EXAMPLE 1 A nylon 6 filament yarn having a denier of 3 deniers and a denier of 30 deniers was used for the warp and the weft, and the density of the warp having a perforated portion was 127 / inch and the density of the weft was 13 in the arrangement shown in FIG.
Eight / inch fabrics were woven. The perforated part 2 of the fabric is shown in FIG.
Based on a 30 × 22 full-textured mosaic pattern, the yarn was formed with 4.5 complete weft directions and 6 complete warp directions (135 warp yarns, 132 weft strikes). A reed density of 58 birds / whale-sized reed is used.
The repetition of book, five, five, empty wings, and empty wings was repeated. The ground structure was a plain weave, the number of warps between adjacent perforated portions was 120, and the number of wefts between adjacent perforated portions in the warp direction was 96. As a result, a fabric having a size of one perforated portion of 27 mm × 25 mm, an area ratio of the perforated portion to the plain weave fabric portion of about 1: 3, and a basis weight of 37 g / m ² was obtained. The woven fabric was subjected to ordinary scouring, heat setting, and dyeing, and then impregnated with Hydran APX-101H (urethane resin manufactured by Dainippon Ink and Chemicals, Inc.). The resin liquid is dried and solidified while blowing air to prevent clogging of the effective portion due to the urethane resin, and the cross weight is 44 g / m ^2.
Of the present invention was obtained.

Using the cloth thus obtained, a rib portion of a paraglider was formed, and when it was flown, the wing had good morphological stability and good glide.

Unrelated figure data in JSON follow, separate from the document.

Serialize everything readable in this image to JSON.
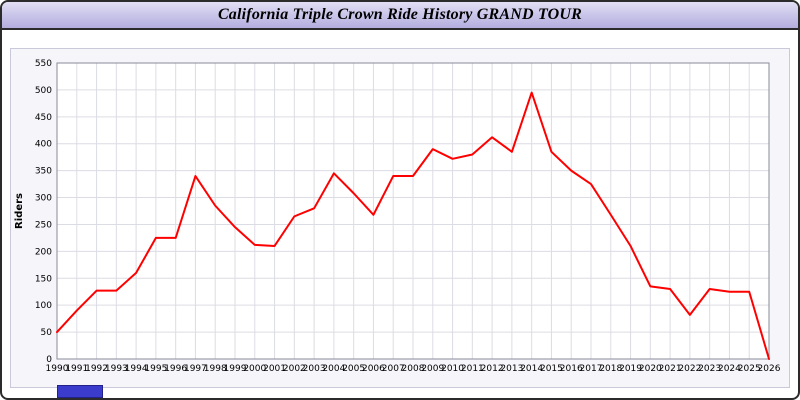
{
  "window": {
    "title": "California Triple Crown Ride History GRAND TOUR"
  },
  "colors": {
    "line": "#ff0000",
    "grid": "#dcdce4",
    "plot_bg": "#ffffff",
    "axis": "#8a8a9a",
    "tick_text": "#000000"
  },
  "chart_data": {
    "type": "line",
    "title": "California Triple Crown Ride History GRAND TOUR",
    "xlabel": "",
    "ylabel": "Riders",
    "ylim": [
      0,
      550
    ],
    "ytick_step": 50,
    "grid": true,
    "legend_position": "none",
    "x": [
      1990,
      1991,
      1992,
      1993,
      1994,
      1995,
      1996,
      1997,
      1998,
      1999,
      2000,
      2001,
      2002,
      2003,
      2004,
      2005,
      2006,
      2007,
      2008,
      2009,
      2010,
      2011,
      2012,
      2013,
      2014,
      2015,
      2016,
      2017,
      2018,
      2019,
      2020,
      2021,
      2022,
      2023,
      2024,
      2025,
      2026
    ],
    "series": [
      {
        "name": "Riders",
        "color": "#ff0000",
        "values": [
          50,
          90,
          127,
          127,
          160,
          225,
          225,
          340,
          285,
          245,
          212,
          210,
          265,
          280,
          345,
          308,
          268,
          340,
          340,
          390,
          372,
          380,
          412,
          385,
          495,
          385,
          350,
          325,
          268,
          210,
          135,
          130,
          82,
          130,
          125,
          125,
          0
        ]
      }
    ]
  }
}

Comparative Example 1 A warp density of 127 using a nylon 6 filament yarn having a single yarn fineness of 3 denier and a total fiber density of 30 denier as a warp and a weft.
A ripstop fabric having a weft density of 138 yarns / inch and a weft density of 138 yarns / inch was woven. The woven fabric had three ripstops for both the warp and the weft, and the inner dimensions of the lattice were 5 mm in both the warp and weft directions. The basis weight of the obtained woven fabric was 37 g / m ² . The woven fabric was subjected to ordinary scouring, heat setting, and dyeing, and then coated with Chrisbon MP-865PS (urethane resin manufactured by Dainippon Ink Co., Ltd.) by a floating method. The cloth basis weight after the resin processing was 44 g / m ² .

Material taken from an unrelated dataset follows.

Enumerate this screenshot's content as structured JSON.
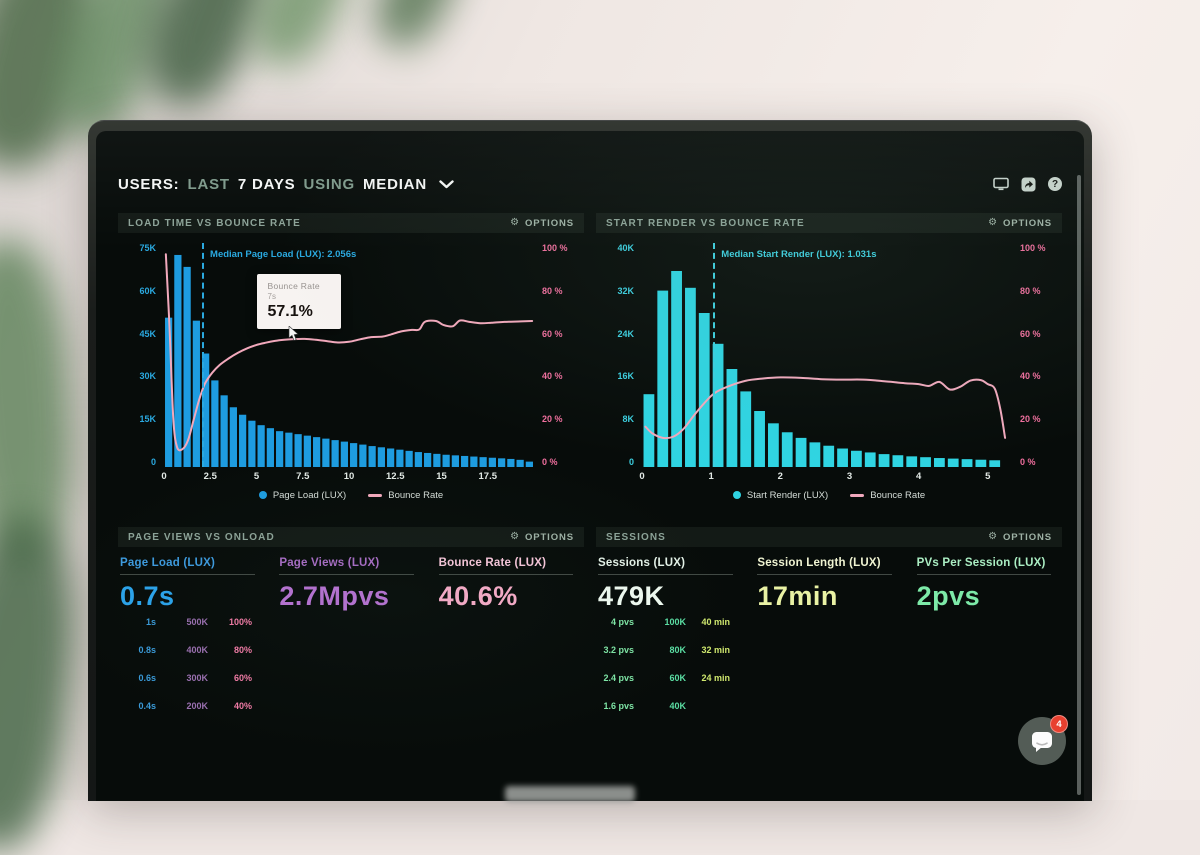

Using the obtained cloth, the wings were evaluated for form stability and glide based on a paraglider obtained by processing a rib portion of a paraglider by a conventional method. As a result, no difference was found between the morphological stability and the gliding property of the blade of the paraglider using the rib cloth of the present invention and the rib cloth of the conventional drilling method. However, the sewing processability of the paraglider has been considerably simplified.

[0024]

According to the present invention, it is possible to provide a highly reliable paraglider since the physical properties of the rib cloth can be utilized as it is because there is no need to drill holes during sewing of the paraglider because the rib cloth has a hole. It is now possible. Further, the work of drilling holes in the rib cloth becomes unnecessary, and the cost can be reduced.

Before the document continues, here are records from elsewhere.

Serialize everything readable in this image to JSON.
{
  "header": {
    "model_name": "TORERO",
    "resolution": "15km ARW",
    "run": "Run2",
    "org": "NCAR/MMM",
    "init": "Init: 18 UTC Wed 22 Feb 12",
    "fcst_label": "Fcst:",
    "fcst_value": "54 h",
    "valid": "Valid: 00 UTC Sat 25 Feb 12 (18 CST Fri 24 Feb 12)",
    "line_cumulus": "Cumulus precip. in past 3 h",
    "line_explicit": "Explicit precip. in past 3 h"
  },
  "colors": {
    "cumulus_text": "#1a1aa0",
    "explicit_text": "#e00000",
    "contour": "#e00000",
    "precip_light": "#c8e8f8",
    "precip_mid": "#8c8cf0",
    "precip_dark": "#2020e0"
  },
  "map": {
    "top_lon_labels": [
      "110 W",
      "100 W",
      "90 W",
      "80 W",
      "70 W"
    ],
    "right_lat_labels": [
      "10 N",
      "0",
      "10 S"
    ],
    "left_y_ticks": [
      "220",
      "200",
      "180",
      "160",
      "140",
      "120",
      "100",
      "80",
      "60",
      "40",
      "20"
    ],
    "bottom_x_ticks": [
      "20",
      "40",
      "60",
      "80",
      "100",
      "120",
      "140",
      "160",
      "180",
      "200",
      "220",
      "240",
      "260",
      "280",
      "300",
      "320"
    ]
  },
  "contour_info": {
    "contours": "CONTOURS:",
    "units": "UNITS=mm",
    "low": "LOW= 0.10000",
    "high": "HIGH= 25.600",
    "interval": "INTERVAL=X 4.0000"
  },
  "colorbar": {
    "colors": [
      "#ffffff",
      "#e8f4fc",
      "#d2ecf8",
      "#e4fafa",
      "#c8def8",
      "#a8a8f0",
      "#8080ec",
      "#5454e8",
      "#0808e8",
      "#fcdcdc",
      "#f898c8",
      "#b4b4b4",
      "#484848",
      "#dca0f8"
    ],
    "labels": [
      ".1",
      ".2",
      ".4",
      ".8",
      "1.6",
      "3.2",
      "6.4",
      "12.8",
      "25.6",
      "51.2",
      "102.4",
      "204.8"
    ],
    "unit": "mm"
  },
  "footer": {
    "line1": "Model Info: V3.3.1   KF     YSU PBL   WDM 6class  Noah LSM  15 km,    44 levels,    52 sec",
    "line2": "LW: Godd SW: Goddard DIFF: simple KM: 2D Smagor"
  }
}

[Brief description of the drawings]

FIG. 1 is a schematic view showing a perforated portion of a rib cloth of the present invention.

FIG. 2 is an example of a structure for obtaining a perforated portion of a rib cloth of the present invention.

FIG. 3 is a schematic longitudinal sectional view of a conventional paraglider according to the present invention.

[Explanation of symbols]

 DESCRIPTION OF SYMBOLS 1 Ground cloth part of rib cloth 2 Perforated part of rib cloth 3 Upper surface 4 Lower surface 5 Rib 6 Side vent hole 7 Air intake 8 Suspension line 9 Harness

──────────────────────────────────────────────────の Continued on front page (51) Int.Cl. ⁶ Identification code FI B29K 105: 08

Claims (1)

[Claims] 1. A rib cloth for paragliders, wherein a woven fabric made of synthetic fiber filament yarn and having a perforated portion with a woven structure is resin-processed.